Uniform Sampling of Facebook

Monday, March 8, 2010 - 6:00 p.m. to Tuesday, March 9, 2010 - 6:55 p.m.
Engineering Gateway 3161
Center for Pervasive Communications and Computing Seminar Series

Featuring Minas Gjoka
Ph.D. Candidate
The Henry Samueli School of Engineering, UC Irvine

Location:  Engineering Gateway 3161
Free and open to the public

Abstract:

With more than 250 million active users, Facebook is currently one of the most important online social networks. Our goal is to obtain a representative (unbiased) sample of Facebook users by crawling its social graph. In this quest, we consider and implement several candidate techniques. Two approaches that are found to perform well are the Metropolis-Hasting random walk (MHRW) and a re-weighted random walk (RWRW). Both have pros and cons, which we demonstrate through a comparison to each other as well as to the "ground-truth", obtained through true uniform sampling of Facebook userIDs.
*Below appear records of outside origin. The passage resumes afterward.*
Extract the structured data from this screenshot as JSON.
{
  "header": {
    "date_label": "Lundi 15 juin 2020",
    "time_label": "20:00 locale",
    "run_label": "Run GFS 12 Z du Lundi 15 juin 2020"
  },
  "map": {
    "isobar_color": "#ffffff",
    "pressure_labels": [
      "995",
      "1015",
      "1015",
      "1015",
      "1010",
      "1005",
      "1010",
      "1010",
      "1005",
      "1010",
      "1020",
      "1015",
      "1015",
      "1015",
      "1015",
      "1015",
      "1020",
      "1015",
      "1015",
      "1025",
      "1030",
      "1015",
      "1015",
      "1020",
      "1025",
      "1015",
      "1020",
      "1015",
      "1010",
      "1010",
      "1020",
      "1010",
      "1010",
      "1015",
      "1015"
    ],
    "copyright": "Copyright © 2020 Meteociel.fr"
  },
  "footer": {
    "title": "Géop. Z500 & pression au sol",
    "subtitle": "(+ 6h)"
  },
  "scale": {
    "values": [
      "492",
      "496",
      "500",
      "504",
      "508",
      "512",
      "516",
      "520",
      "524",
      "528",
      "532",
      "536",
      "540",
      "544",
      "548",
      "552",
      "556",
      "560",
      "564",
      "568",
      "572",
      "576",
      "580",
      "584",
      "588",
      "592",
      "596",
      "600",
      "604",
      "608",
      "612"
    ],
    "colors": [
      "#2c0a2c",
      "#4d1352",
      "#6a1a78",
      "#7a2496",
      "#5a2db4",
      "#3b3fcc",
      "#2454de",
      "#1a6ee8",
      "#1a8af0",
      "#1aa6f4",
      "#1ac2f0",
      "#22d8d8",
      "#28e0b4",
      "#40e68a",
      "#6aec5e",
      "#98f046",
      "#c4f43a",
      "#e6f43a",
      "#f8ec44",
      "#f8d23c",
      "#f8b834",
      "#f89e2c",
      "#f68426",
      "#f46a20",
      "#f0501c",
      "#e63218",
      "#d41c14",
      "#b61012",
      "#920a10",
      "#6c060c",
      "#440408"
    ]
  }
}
In contrast, the traditional Breadth-First-Search (BFS) and Random Walk (RW) perform quite poorly, producing substantially biased results. In addition to offline performance assessment, we introduce online formal convergence diagnostics to assess sample quality during the data collection process.  We show how these can be used to effectively determine when a random walk sample is of adequate size and quality for subsequent use. Using these methods, we collect the first, to the best of our knowledge, unbiased sample of Facebook. Finally, we use one of our representative datasets, collected through MHRW, to characterize several key properties of Facebook.

About the Speaker:
Minas Gjoka received a B.S. degree in computer science from the Athens University of Economics and Business, Greece, in 2005 and an M.S. degree in networked systems from the University of California, Irvine, in 2008. He is currently a Ph.D. student in the Department of Electrical Engineering and Computer Science at the University of California, Irvine. His research interests include online social networks, peer-to-peer systems, network measurements, network protocols, and internet modeling.